Insert: Stu’s sheep-killing knife. Main photo: They make soup out of this fucker’s head. Photos by Neil Thomson
One of the main delicacies on Barra is black pudding. It’s a tasty sausage of blood, fat and oats. We met a fisherman called Stu and his brother in-law Ian and they told us, over about 15 whiskies, how best to make it. That and another delicacy, sheep’s head soup.
Stu: See, when you kill a ram, or a beast or whatever. First thing you get the blood. Snick (motions slicing the jugular). Then you get the fat. The fat is like a quilt around the stomach. You’ve got to pull the fat out of it and put it in a basin. You have two basins, the blood and the fat, they’re both half full. Then you get the stomach.
Ian: You take the stomach out whole then you take it down the shore. You put the stomach on top of a rock, then take a rock the size of your hand and rub it like “Skrr skrr skrr” (mimics rubbing two rocks against the sheep’s stomach bag) and that takes all the impurities out and it adds a salty taste. After that you boil the sheep’s stomach for about two hours.
Stu: Then you put all the blood and the fat in there. You don’t need herbs or spices. The main thing is getting the blood out of the beast. The blood is a bugger y’know. You have to tie together three legs.
Ian: So one leg can kick the blood out into the bucket or the basin. It can be held up to the beast or left on the floor. Up to you. Some people don’t do it with the leg kicking out. If you don’t give a shit about bubbles in the blood it’s up to you. The bubbles make it congeal.

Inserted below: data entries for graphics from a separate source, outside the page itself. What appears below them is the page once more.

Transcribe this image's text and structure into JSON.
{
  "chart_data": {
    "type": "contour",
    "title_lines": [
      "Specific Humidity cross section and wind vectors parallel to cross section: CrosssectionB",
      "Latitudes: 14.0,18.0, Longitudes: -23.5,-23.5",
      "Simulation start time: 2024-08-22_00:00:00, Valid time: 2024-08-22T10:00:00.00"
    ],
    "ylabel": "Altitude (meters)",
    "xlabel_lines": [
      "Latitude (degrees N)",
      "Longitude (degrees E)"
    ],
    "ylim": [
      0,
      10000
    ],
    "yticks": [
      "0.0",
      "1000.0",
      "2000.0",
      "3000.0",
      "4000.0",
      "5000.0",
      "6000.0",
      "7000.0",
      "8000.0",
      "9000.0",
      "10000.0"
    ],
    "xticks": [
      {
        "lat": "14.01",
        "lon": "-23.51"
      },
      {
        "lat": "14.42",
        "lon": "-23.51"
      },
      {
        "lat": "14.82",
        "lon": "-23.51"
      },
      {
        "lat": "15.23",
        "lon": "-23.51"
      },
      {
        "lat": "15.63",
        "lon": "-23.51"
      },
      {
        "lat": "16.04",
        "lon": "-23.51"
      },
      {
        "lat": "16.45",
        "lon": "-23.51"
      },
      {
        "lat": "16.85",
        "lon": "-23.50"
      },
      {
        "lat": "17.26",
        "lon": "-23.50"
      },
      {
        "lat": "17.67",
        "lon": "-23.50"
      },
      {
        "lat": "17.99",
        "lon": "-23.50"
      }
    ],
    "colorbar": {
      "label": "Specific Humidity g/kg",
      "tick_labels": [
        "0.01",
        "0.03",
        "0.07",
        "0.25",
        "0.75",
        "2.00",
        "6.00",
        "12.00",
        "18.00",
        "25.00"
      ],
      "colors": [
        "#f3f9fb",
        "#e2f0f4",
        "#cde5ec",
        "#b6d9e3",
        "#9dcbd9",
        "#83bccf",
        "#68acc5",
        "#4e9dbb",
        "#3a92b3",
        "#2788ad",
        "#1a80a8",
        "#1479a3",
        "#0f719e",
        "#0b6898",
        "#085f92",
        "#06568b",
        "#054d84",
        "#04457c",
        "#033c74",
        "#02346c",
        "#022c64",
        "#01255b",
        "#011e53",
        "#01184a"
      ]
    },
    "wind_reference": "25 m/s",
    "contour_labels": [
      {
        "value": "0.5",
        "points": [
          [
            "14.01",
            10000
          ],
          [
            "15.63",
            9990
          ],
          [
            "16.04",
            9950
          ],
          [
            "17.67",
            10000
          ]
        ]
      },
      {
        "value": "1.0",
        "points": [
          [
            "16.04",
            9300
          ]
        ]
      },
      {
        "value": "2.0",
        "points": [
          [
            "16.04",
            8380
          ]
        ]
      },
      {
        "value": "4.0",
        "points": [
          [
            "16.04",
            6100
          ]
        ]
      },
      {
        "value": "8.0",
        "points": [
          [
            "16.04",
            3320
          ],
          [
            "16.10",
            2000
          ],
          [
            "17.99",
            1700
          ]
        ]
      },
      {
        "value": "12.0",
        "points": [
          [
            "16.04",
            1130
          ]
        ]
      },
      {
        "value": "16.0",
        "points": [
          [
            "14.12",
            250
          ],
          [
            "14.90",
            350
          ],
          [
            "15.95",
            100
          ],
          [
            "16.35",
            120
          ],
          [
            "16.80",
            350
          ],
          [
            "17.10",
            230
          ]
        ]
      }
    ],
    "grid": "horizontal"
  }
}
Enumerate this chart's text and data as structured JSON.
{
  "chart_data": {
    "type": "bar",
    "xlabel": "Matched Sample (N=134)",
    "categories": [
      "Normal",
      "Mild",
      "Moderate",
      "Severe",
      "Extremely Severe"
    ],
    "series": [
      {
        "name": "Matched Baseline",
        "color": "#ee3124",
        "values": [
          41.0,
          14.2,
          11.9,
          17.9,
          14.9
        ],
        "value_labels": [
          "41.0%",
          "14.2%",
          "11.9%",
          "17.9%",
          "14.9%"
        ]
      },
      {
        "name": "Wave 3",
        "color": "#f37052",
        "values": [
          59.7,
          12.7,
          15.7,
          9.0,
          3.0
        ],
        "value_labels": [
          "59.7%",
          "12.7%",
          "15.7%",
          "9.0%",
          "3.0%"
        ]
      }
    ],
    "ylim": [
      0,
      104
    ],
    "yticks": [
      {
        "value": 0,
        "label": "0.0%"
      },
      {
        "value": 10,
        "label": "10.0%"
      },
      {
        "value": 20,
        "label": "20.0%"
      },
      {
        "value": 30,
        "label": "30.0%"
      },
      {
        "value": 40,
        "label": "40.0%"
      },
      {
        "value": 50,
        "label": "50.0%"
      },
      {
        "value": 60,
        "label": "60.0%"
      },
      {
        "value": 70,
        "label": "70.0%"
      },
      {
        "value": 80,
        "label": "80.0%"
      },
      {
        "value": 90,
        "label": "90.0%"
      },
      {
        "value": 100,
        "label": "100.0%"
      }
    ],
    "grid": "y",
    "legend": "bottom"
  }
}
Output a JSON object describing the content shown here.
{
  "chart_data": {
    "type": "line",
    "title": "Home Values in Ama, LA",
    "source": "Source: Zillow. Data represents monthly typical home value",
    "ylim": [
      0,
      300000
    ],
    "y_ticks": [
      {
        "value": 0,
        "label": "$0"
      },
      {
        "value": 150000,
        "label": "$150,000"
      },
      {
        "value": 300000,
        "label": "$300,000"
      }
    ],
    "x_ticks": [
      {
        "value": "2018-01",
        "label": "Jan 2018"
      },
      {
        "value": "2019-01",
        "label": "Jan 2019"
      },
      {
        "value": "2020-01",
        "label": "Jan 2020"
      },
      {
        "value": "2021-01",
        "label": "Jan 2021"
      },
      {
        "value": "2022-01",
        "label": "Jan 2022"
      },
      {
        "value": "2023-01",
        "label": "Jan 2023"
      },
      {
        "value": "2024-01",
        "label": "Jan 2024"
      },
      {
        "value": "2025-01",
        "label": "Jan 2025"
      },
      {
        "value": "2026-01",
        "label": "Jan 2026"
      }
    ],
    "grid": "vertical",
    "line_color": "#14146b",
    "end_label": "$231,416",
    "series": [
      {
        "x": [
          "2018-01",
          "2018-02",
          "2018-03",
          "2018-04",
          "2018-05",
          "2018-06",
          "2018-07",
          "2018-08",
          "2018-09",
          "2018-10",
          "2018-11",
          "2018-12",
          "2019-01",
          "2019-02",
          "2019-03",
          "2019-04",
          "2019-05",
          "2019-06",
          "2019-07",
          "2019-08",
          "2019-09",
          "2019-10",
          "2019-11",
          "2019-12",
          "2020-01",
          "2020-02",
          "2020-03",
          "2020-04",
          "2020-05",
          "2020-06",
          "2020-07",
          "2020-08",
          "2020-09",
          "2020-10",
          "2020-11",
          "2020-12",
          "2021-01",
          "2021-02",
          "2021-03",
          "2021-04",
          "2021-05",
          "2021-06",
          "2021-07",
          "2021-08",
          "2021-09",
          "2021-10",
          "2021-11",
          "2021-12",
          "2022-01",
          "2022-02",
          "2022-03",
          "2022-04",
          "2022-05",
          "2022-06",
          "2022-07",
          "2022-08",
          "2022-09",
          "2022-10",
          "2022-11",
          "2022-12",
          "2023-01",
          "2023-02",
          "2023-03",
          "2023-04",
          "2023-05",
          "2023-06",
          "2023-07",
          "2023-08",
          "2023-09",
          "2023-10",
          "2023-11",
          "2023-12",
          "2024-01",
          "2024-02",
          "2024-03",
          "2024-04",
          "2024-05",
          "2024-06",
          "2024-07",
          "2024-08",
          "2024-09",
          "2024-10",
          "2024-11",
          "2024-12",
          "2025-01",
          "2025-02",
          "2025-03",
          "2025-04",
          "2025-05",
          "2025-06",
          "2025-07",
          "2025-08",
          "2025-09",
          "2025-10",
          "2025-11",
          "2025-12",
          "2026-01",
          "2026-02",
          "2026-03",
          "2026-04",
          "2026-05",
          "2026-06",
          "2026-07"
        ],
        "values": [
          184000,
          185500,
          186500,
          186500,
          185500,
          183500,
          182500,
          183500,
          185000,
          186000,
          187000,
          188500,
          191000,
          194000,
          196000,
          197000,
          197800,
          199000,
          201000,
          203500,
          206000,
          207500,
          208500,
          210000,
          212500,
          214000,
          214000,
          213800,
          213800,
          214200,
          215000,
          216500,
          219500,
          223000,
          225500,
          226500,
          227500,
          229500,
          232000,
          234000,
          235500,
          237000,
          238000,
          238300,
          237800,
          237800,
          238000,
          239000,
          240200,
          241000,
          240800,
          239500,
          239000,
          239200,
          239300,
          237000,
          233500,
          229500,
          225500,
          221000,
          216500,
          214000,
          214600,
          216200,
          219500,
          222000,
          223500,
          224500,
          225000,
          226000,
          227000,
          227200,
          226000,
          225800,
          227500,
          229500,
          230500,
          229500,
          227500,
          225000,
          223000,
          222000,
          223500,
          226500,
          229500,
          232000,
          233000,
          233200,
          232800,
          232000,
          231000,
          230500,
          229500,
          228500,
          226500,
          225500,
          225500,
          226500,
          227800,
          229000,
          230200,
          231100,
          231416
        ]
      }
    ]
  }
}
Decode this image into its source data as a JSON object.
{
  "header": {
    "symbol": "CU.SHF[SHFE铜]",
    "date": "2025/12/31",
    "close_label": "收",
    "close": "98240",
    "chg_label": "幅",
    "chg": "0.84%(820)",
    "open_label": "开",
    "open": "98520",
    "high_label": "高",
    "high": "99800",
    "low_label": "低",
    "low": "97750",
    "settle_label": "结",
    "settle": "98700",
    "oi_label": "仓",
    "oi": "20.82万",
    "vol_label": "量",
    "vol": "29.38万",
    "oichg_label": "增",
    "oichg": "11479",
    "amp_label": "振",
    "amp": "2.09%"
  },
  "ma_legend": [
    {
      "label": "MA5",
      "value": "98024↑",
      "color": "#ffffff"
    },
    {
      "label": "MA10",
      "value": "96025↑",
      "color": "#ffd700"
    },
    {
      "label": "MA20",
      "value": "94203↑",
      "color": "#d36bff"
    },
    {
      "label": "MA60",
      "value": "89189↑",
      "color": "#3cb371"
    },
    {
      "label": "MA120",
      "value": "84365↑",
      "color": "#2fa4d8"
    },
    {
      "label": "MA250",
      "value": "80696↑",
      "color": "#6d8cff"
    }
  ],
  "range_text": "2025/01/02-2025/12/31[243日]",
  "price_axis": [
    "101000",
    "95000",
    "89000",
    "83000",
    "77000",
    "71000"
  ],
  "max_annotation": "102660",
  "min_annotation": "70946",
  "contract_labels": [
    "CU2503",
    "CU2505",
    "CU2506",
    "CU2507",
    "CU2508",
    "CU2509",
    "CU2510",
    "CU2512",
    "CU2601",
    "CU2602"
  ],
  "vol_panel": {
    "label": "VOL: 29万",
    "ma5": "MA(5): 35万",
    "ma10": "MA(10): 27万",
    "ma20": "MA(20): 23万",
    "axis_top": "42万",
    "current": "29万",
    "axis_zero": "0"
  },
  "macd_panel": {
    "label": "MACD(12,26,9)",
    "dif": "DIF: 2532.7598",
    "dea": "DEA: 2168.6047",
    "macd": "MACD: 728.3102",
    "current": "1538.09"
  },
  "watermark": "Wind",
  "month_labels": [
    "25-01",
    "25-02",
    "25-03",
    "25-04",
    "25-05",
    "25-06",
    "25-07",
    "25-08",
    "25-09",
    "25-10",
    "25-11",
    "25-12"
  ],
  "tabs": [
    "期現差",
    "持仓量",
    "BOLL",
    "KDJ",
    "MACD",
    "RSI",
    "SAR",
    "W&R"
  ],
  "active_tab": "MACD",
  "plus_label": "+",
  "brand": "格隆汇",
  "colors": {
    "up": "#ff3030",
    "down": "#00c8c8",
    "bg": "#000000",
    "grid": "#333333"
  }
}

Ian: You can also have Mannick, which is white haggis, which is blood free. So that’s basically the vegetarian’s black pudding. But with the fat and it’s in a stomach. Another delicacy here is sheep’s head soup. Basically you get a bowl, you put methylated spirit on the sheep’s head to burn off the hair. You get this blue, invisible-ish flame with the head that’s been cut off the carcass that’s been hanging in the shed. You burn off as much of the hair on the ears or the face and you’re burning off all the blemishes as well. Then you scrape off with a knife what’s left, then you douse with water, and put the stuff in there. Because the sheep’s head makes the best stock. Have you ever had sheep’s head soup Stu?
Stu: Aye, and I’ll never have it again. Killing a sheep, meeeaaaah (mimics the sound of a sheep having its throat cut) it’s not a nice sight. You cannot be squeamish y’know.